Acute myocardial ischaemia and reperfusion (I–R) are major causes of ventricular arrhythmias in patients with a history of coronary artery disease. Ursodeoxycholic acid (UDCA) has previously been shown to be antiarrhythmic in fetal hearts. This study was performed to investigate if UDCA protects against ischaemia-induced and reperfusion-induced arrhythmias in the adult myocardium, and compares the effect of acute (perfusion only) versus prolonged (2 weeks pre-treatment plus perfusion) UDCA administration.

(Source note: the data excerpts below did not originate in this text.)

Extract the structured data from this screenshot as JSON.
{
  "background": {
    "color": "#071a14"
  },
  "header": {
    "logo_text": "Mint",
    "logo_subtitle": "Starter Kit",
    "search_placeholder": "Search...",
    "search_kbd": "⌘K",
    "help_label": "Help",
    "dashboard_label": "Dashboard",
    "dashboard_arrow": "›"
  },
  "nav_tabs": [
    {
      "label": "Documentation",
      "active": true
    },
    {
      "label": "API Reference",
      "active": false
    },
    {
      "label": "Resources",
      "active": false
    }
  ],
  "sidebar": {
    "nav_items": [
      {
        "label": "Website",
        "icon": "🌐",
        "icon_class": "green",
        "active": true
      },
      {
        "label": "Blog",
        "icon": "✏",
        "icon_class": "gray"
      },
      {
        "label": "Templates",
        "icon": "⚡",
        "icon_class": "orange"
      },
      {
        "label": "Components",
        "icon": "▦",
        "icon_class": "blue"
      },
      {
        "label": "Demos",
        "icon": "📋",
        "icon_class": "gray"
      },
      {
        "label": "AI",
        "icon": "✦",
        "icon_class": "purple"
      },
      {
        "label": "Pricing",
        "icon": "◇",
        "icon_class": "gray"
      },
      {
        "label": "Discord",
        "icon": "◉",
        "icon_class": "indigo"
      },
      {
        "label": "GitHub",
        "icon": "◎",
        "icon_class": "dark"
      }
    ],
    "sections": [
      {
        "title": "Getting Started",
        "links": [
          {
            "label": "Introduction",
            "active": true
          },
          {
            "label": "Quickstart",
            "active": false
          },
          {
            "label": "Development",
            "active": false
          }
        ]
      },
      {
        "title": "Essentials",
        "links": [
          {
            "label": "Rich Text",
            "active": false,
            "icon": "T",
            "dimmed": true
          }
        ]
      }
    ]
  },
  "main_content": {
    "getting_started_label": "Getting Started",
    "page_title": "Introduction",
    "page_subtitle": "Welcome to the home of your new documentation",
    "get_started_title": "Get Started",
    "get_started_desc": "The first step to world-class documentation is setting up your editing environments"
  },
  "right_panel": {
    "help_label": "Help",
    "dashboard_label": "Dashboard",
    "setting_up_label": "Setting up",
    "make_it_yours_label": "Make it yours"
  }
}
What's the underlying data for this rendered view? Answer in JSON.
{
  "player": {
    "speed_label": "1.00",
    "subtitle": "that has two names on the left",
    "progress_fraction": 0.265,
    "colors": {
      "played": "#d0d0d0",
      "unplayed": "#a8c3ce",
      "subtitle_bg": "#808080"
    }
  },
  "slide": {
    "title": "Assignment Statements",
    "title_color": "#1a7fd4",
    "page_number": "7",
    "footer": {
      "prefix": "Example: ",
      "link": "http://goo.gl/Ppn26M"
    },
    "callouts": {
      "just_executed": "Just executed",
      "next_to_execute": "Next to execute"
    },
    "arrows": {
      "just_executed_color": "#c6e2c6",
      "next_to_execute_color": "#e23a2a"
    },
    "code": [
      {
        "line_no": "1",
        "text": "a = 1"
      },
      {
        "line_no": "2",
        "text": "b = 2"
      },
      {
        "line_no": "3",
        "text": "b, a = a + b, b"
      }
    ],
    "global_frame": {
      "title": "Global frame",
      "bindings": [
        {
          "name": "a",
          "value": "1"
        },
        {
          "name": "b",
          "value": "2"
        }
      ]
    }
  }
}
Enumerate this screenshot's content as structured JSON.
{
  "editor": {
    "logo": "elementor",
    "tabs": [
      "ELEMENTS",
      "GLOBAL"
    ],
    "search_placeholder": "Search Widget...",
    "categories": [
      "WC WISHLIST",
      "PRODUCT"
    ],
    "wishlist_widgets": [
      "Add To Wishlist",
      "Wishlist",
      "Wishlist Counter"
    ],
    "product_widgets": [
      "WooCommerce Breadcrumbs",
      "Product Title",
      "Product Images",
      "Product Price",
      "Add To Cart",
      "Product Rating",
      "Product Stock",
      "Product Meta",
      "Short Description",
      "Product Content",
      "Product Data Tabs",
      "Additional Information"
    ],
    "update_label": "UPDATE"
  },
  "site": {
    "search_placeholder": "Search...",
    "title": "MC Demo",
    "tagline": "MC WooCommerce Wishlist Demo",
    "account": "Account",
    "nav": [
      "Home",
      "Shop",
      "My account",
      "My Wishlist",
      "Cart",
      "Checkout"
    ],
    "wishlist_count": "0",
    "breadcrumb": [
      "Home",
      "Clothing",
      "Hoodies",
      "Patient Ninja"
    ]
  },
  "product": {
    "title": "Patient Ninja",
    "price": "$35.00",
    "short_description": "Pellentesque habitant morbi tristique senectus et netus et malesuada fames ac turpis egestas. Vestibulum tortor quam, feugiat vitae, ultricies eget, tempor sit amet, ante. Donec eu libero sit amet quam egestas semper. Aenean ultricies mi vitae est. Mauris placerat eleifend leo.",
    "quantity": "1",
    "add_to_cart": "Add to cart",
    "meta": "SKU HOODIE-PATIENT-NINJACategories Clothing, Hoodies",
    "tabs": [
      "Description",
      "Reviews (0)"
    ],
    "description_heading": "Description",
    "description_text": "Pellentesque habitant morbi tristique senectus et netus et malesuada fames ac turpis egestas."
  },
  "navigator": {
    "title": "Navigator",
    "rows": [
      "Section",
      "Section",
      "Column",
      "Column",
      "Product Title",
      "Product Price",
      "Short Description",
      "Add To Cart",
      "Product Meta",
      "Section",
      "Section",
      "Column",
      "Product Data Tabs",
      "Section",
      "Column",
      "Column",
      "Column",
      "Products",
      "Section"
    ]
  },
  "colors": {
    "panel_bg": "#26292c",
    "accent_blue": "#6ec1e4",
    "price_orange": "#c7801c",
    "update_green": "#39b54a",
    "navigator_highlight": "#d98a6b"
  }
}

Langendorff-perfused adult Sprague–Dawley rat hearts were subjected to acute regional ischaemia by ligation of the left anterior descending artery (10 min), followed by reperfusion (2 min), and arrhythmia incidence quantified. Prolonged UDCA administration reduced the incidence of acute ischaemia-induced arrhythmias (p = 0.028), with a reduction in number of ventricular ectopic beats during the ischaemic phase compared with acute treatment (10 ± 3 vs 58 ± 15, p = 0.036). No antiarrhythmic effect was observed in the acute UDCA administration group. Neither acute nor prolonged UDCA treatment altered the incidence of reperfusion arrhythmias. The antiarrhythmic effect of UDCA may be partially mediated by an increase in cardiac wavelength, due to the attenuation of conduction velocity slowing (p = 0.03), and the preservation of Connexin43 phosphorylation during acute ischaemia (p = 0.0027). The potential antiarrhythmic effects of prolonged UDCA administration merit further investigation.